A few years ago the British government released a study showing that the U.K. consumes foodstuffs equivalent to its entire annual agricultural production by Easter. In a world of permanent food insecurity (U.N. F.A.O.) that means Britain is a global food parasite.
Very soon, within a matter of decades at the outset, climate change impacts are expected to cut global agricultural yields by up to 30%. Breadbasket states such as Russia, the United States and Australia have already endured terrible crop losses due to climate change. What happens if that becomes a regular occurrence?
Which brings me to you and me and our country, Canada. In the assessment of the Global Footprint Network, we are one of just a handful of countries (most of them northern) that remain in a healthy biomass surplus.
Even though our overall biocapacity has declined since 1960 it remains about double our ecological footprint. That's not very helpful without something for comparison so here's how our neighbour to the south stacks up.
You'll see that, for the United States, the footprint redline hovers way above the biocapacity greenline. That depicts a nation living on borrowed time. You might find this surprising, but the U.K. is in worse shape yet.
Britain's last Labour government knew the country was heading for trouble and sought to introduce measures to reduce the nation's ecological deficit but it was too late. The Cameron Conservatives aren't interested in realities like this.
As for the world, here's another dandy graphic.
This shows that somewhere around 1970, mankind's consumption began exceeding the Earth's resource renewal capacity. Today we're using 1.5 times resource capacity. If we keep going on "moderate business-as-usual" mode, by 2050, we'll be needing almost three times the Earth's renewable resource capacity.
What do you think mankind's chances are of reaching 2050 with out civilization more or less intact without decoupling the global economy from the lethal growth model that's driving us now?
If we want to follow the orange line to the one Earth model we must bring our consumption into line with the Earth's renewal capacity. That means abandoning the growth paradigm, slashing production and consumption, and even more sharply curbing greenhouse gas emissions and other contamination of all forms.

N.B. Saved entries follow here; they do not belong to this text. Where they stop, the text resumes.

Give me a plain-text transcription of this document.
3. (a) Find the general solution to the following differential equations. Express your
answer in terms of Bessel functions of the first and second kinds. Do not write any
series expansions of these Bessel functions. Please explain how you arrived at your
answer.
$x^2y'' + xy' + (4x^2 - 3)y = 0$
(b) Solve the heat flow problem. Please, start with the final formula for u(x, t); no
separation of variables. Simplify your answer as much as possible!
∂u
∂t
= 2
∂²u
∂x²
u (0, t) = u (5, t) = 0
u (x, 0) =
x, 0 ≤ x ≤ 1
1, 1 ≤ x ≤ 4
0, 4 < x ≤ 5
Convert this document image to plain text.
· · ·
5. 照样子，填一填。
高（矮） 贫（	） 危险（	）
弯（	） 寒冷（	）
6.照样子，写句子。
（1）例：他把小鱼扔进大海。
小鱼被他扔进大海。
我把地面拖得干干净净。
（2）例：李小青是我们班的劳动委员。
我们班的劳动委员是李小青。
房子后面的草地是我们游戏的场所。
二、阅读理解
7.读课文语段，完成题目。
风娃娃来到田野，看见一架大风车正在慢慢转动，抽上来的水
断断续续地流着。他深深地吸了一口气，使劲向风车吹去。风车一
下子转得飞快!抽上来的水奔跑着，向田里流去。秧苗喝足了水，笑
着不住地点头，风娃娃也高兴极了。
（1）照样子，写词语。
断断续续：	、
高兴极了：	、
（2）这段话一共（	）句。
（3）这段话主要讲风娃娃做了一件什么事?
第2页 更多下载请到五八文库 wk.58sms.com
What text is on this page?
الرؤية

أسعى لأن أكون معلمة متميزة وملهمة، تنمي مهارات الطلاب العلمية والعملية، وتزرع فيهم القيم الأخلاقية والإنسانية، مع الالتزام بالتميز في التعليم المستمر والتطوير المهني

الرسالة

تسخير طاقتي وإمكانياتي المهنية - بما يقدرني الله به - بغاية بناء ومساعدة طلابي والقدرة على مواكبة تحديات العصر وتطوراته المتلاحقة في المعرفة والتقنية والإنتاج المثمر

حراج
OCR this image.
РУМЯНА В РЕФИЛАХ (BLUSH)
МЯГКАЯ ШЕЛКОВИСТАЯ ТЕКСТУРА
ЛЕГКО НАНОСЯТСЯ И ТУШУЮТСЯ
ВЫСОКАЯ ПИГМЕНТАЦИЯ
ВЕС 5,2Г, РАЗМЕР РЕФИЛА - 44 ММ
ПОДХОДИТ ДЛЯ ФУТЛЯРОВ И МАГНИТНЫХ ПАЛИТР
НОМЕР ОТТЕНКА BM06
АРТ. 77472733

Canada should start the dialogue about transitioning to a new, "steady state" economic order. We still have the option of living within our means but that's not assured in the long run. As Gwynne Dyer wrote in his book "Climate Wars," when it comes to climate change, each nation's greatest threat is the country that lies immediately between it and the equator. Take one more look at the graphs and figure out what that means for Canada.
Actively advocating for a global transition to steady state economics is essential for the peaceful future of our grandkids if they're to have one. It'll take a federal government with courage and vision with strong support from the provinces but waiting for others to decide our fate isn't much of an option.